Under the Hood#
This section summarises the concepts that make TexTOM work. Use it to understand which parameters matter most when tuning reconstructions.
Diffractlets#
TexTOM models diffraction using either:
Harmonic (HSH) basis: Expands the orientation distribution in hyperspherical harmonics. Controlled by
hsh_max_order; higher orders capture sharper textures at the cost of runtime.Grid-based basis: Discretises orientation space directly (set
odf_mode="grid"and agrid_resolutionin degrees).
A diffractlet stores the scattering response of a specific Miller index under rotation. Adjust max_hkl, q_range, and cutoff_structure_factor in crystal.py to limit computation to physically relevant peaks.
Projectors#
Projectors encode which voxels contribute to each detector pixel after alignment. The workflow:
Downsample and histogram the aligned tomogram.
Choose a density threshold to isolate the specimen from background.
Optionally smooth and fill holes to avoid discontinuities.
Save the resulting operators to
analysis/projectors.h5.
Lower thresholds include more voxels (safer but slower); higher thresholds risk trimming thin features. Keep an eye on the preview mesh before accepting.
Optimisation Loop#
For each voxel TexTOM tries to minimise the mismatch between measured intensities and simulated diffractlet responses:
Assemble peak-specific datasets produced during preprocessing.
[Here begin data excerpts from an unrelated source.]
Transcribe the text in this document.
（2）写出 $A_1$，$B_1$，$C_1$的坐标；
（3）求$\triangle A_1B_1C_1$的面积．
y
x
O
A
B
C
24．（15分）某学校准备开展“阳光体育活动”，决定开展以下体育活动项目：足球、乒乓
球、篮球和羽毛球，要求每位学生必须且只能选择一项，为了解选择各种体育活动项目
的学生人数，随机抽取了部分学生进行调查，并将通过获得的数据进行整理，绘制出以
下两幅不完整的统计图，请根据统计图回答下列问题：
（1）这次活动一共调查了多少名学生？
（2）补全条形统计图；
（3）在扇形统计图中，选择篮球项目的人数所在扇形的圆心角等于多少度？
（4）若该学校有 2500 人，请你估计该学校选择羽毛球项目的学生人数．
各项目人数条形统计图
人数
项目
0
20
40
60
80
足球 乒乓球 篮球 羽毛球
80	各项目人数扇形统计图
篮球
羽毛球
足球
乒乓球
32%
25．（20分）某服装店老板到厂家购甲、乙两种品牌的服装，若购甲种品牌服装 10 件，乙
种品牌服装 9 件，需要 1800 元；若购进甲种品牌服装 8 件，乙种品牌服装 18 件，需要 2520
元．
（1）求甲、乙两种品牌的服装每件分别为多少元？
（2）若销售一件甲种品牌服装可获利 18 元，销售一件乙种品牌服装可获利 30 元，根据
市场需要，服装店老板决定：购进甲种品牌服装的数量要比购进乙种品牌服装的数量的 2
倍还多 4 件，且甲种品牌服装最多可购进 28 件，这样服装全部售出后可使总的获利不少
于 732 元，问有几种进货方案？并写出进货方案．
Evaluate forward models using current ODF coefficients.
Compute residuals and update coefficients via gradient-based routines.
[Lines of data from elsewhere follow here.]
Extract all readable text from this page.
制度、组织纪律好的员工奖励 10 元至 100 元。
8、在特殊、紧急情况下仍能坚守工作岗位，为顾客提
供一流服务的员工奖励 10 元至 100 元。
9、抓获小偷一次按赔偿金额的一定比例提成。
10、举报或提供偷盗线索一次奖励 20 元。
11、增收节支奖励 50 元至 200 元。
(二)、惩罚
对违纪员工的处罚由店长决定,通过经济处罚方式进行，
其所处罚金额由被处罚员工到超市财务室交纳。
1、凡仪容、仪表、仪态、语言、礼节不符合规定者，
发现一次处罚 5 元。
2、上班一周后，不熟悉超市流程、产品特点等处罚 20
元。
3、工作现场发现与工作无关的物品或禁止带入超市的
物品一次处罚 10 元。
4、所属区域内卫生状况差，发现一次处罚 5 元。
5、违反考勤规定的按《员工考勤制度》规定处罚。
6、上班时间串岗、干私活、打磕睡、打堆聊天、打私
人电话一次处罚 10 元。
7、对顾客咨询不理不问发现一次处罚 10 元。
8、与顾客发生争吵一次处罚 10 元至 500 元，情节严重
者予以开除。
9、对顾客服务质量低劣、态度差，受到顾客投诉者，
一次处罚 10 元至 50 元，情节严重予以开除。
Repeat until the loss function or residual norms stabilise.
Key stopping levers:
Number of iterations (set in the optimisation prompt).
Convergence tolerance (smaller values mean tighter fits but longer runtime).
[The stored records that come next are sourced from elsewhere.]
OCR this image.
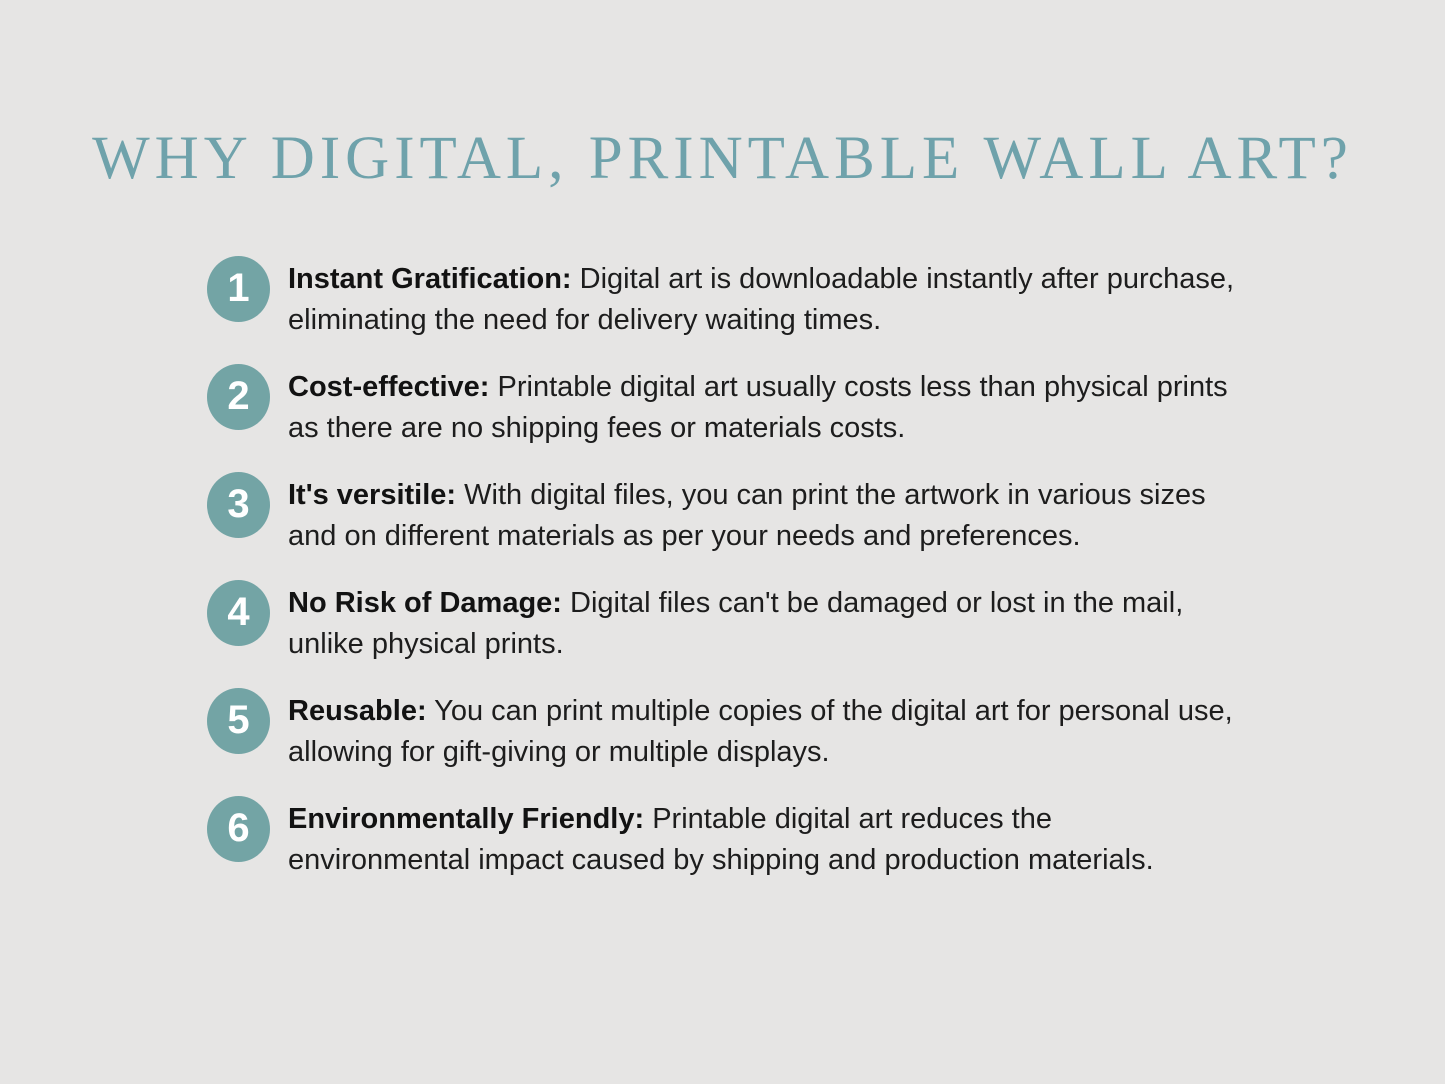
WHY DIGITAL, PRINTABLE WALL ART?
1 Instant Gratification: Digital art is downloadable instantly after purchase, eliminating the need for delivery waiting times.

2 Cost-effective: Printable digital art usually costs less than physical prints as there are no shipping fees or materials costs.

3 It's versitile: With digital files, you can print the artwork in various sizes and on different materials as per your needs and preferences.

4 No Risk of Damage: Digital files can't be damaged or lost in the mail, unlike physical prints.

5 Reusable: You can print multiple copies of the digital art for personal use, allowing for gift-giving or multiple displays.

6 Environmentally Friendly: Printable digital art reduces the environmental impact caused by shipping and production materials.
Regularisation options within the prompt (e.g., smoothness constraints) if overfitting occurs.
Orientation Statistics#
Post-fit, TexTOM derives summary metrics:
g_pref: Preferred orientation in axis-angle form.a_pref,b_pref,c_pref: Unit vectors of the crystal axes aligned with the local specimen frame.std: Spread of the orientation distribution. Narrow values imply well-aligned grains.scaling: Proxy for crystalline volume fraction per voxel.
Misorientations (mori) and nematic order parameters help interpret fibre textures or segment the sample (see calculate_segments, calculate_order_parameters).
Visualisation Pipeline#
Visualization utilities share a few expectations:
They consume the
resultsdictionary produced bycalculate_orientation_statisticsor loaded viaload_results.IPF plots require specifying crystal directions (e.g.,
[0,0,1]) and sample axes.show_voxel_odf/show_voxel_polefiguredemand voxel indices; useshow_volumeto locate them first.
Saving figures (save_images) is recommended when documenting experiments; combine outputs with Paraview exports for multi-tool validation.